Participants in the Women's March in Toronto, Canada, Jan. 21, 2017, the day after U.S. President Donald Trump was inaugurated (Dreamstime/Arindam Banerjee)
In mid-November, at what many thought was the height of revelations about sexual misconduct by powerful men in the media (we were post-Harvey Weinstein and Louis C.K., but pre-Charlie Rose and Matt Lauer), the New Yorker Radio Hour presented a series of interviews on the fallout from the unrelenting flood of sordid tales of sexual misconduct and assault by men.
In one interview, feminist author and activist bell hooks was asked about the roots of this male aggression and violence. She told New Yorker editor David Remnick that, though she had read a lot of commentaries since the first revelations about Weinstein, hardly any commentator had used the word "patriarchy" to explain the root cause of all of this bad behavior.
"We want to act like this is individual male psychopathology," hooks said, rather than admit that this behavior has been normalized for men by a patriarchal system.
Lately it feels like every day another a man vanishes from the limelight, as if taken by a plague. But in these cases, the pestilence was of their own making. And, as hooks points out, patriarchy created the conditions under which it could breed.
Patriarchy is any system in which men hold the power and women are largely excluded from it. In a patriarchal structure, powerful men dominate women, children, nature and other men. Frequently, one of the key ways that men predominate over women is by fixating on and controlling female sexuality.

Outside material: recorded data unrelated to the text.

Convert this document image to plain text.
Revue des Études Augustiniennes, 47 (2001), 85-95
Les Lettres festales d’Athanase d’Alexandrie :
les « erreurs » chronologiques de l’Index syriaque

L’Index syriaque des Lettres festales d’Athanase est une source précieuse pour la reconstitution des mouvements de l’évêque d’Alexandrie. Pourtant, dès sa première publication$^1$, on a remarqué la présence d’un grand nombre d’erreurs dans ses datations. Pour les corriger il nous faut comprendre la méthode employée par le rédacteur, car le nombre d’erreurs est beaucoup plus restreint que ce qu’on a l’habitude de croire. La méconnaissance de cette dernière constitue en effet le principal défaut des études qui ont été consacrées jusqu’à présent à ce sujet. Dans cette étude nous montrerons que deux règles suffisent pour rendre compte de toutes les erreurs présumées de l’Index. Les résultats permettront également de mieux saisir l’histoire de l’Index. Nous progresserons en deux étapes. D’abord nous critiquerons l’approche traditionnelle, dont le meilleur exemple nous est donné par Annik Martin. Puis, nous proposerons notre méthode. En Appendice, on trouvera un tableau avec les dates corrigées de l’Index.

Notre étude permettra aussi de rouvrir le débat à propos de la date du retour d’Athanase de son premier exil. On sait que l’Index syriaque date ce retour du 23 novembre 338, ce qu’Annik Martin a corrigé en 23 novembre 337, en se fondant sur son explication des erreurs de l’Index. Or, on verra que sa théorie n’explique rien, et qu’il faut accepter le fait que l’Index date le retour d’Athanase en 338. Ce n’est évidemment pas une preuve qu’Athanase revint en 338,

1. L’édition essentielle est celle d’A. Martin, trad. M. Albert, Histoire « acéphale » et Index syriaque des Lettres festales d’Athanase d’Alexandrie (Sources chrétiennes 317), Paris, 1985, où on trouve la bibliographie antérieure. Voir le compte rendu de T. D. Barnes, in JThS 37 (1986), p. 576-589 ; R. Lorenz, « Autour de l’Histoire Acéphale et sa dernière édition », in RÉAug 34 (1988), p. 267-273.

In Hollywood and in the media, elite, ruling classes of wealthy men act as kingmakers. They have the power to decide what faces will become famous, which voices will become influential, and whose unknown name will become a household name. The patriarchal system gives these men license to abuse their power through the sexual coercion and domination of women and, in some cases, minors.
The entertainment industry's patriarchal system enabled obscene levels of sexual misconduct, gross abuses of power, and conspiracies of silence. If it feels like we've seen this movie before, we have. Remember "Spotlight"? The patriarchal structure that led to this moment in Hollywood is remarkably similar to the system at the root of the prolonged sex abuse crisis in the Roman Catholic Church.
The Catholic Church may not have invented patriarchy, but it has certainly sanctified it. The patriarchal system that allowed famous actors, producers and newsmen to move about like gods is not much different from the patriarchy that has for centuries told priests that they are divine, exceptional men, set apart to rule over a lowly and lost laity.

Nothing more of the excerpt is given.